The company attributed the take-up to domestic investors’ “strong appreciation for the soundness of Eni and its commitment to the energy transition”.

"So many Italians have believed in what we are doing, both in terms of progressively moving toward decarbonised industrial processes and products, and in ensuring energy security," said CEO Claudio Descalzi in a statement. He called the deal’s success “surprising”.

Gattei said that Eni, which had not tapped the retail sector since 2011, had anticipated that demand of €6bn–€7bn was achievable in this year’s more positive market environment. But even in the absence of any benchmark, since the last retail corporate issue of comparable size took place in 2015, reaching €10bn exceeded its expectations.

Out of scope

The five-year pays 4.30% annually, the minimum level that Eni committed to pay when it launched the deal.

The final payout in 2028 will step up by 50bp if the company misses either of the structure’s sustainability targets. These refer to its installed renewable energy capacity and its upstream net carbon footprint (Scope 1 and 2).

Although Eni’s framework also features a Scope 3 sustainability performance target, it did not incorporate that into the new issue. Nor did it in the previous institutional SLB.

While ABN AMRO research has shown that issuers incorporating Scope 3 achieve higher greeniums, the company has not yet issued sustainability-linked debt at a sufficiently long maturity for it to be relevant, Gattei said.

A future 10-year issue would be appropriate, he added – though this is not a prospect this year.
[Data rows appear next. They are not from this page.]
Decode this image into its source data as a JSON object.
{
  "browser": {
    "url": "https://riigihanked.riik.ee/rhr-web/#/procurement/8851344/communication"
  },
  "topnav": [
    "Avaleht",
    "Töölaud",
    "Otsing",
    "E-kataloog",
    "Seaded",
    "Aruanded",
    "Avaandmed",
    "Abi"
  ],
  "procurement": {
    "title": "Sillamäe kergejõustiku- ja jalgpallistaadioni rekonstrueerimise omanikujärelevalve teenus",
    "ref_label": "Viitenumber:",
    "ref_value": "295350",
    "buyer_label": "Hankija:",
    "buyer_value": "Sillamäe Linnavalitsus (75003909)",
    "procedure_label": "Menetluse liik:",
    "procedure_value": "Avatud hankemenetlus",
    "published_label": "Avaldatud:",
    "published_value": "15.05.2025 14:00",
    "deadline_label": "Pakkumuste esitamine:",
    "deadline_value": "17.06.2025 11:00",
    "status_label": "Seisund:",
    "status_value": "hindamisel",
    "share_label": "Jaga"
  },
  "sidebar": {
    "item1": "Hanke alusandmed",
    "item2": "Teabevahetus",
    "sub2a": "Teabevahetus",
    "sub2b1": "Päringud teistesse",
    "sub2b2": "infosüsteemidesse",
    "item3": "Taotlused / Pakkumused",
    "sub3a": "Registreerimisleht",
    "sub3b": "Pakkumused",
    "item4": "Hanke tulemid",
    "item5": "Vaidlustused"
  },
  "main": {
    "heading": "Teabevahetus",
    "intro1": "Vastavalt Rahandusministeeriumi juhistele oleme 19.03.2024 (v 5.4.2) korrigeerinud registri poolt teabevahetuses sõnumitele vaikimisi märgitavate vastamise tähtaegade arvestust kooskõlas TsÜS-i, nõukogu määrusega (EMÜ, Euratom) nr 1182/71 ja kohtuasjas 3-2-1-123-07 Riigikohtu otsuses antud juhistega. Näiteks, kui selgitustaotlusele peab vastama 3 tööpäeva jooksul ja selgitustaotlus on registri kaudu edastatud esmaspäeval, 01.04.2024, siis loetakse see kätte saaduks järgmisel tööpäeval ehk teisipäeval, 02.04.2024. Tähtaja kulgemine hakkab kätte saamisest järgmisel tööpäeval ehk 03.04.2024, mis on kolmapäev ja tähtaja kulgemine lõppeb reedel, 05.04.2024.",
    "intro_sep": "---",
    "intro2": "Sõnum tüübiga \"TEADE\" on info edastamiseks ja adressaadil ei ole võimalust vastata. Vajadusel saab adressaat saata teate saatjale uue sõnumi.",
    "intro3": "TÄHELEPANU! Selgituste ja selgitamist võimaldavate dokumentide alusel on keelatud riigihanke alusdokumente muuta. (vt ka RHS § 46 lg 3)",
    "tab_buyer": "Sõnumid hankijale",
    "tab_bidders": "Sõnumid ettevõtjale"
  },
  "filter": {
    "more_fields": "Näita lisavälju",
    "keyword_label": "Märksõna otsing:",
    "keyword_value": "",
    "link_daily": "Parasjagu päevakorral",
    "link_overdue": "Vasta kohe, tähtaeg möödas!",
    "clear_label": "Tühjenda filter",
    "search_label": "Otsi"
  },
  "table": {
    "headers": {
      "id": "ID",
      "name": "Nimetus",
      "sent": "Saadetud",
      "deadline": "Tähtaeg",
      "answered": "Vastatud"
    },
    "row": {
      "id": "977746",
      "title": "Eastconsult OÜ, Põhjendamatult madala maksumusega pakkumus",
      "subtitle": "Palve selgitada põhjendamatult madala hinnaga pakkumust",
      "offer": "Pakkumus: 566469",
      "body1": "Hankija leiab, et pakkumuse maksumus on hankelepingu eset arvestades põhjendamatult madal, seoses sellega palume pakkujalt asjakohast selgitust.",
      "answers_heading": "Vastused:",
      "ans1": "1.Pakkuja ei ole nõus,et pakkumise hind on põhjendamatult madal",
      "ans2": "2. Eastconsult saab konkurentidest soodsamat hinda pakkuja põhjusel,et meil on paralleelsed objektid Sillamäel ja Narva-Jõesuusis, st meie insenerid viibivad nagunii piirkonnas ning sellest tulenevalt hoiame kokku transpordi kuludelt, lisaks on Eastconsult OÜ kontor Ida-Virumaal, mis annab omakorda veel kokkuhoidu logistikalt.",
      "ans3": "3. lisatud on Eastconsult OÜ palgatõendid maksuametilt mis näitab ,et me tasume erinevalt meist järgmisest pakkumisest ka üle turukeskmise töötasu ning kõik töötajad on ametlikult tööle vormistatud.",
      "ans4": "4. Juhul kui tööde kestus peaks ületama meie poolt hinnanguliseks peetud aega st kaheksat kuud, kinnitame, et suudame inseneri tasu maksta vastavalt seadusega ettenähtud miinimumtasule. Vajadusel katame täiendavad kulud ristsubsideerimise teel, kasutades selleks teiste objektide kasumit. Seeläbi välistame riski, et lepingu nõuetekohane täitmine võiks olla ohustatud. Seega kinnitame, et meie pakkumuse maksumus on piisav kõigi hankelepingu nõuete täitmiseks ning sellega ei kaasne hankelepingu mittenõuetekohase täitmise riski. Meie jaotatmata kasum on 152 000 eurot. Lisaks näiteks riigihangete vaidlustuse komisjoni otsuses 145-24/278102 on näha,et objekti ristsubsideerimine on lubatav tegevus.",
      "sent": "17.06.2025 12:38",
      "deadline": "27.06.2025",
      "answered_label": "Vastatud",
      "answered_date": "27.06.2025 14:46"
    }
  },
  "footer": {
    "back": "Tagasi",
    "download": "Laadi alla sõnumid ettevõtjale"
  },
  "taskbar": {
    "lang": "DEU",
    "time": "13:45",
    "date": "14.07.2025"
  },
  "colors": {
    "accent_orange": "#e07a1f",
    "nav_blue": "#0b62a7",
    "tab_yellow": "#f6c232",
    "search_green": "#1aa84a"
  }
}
Although the deal marked Italy’s first retail-targeted SLB, it follows an earlier retail SLB offer in Thailand in December.

Step-ups are a regular yield enhancement feature in Italy’s retail debt market. The sovereign’s BTP Futura Covid-19 recovery bond, through which it raised over €20bn across four issues, includes multiple step-ups.

Strategy alignment

Eni does not need to return to the retail sector this year. “We have achieved our objectives. This proves that the retail channel is open and positive,” Gattei said.

He expects other borrowers to follow Eni’s lead to mop up the unmet demand and “take the benefits of this market”.

In total, Eni has now issued some €13bn of sustainability-linked debt. This includes its previous institutional SLB and an €8bn sustainability-linked revolving credit facility.

“In the oil and gas sector there is no other major which has such size of [sustainability-linked issuance],” Gattei said.

Moreover, Eni expects to issue all future debt apart from quasi-equity hybrids in sustainability-linked format. This is “to confirm the alignment with the strategy [and] the commitment of the company”, Gattei said.

Unlike its compatriot Enel it is not ready to transform its commercial paper issuance into an ESG product. Rather, it will await guidance from the sustainable CP taskforce created by the International Capital Market Association in late 2021, Gattei said.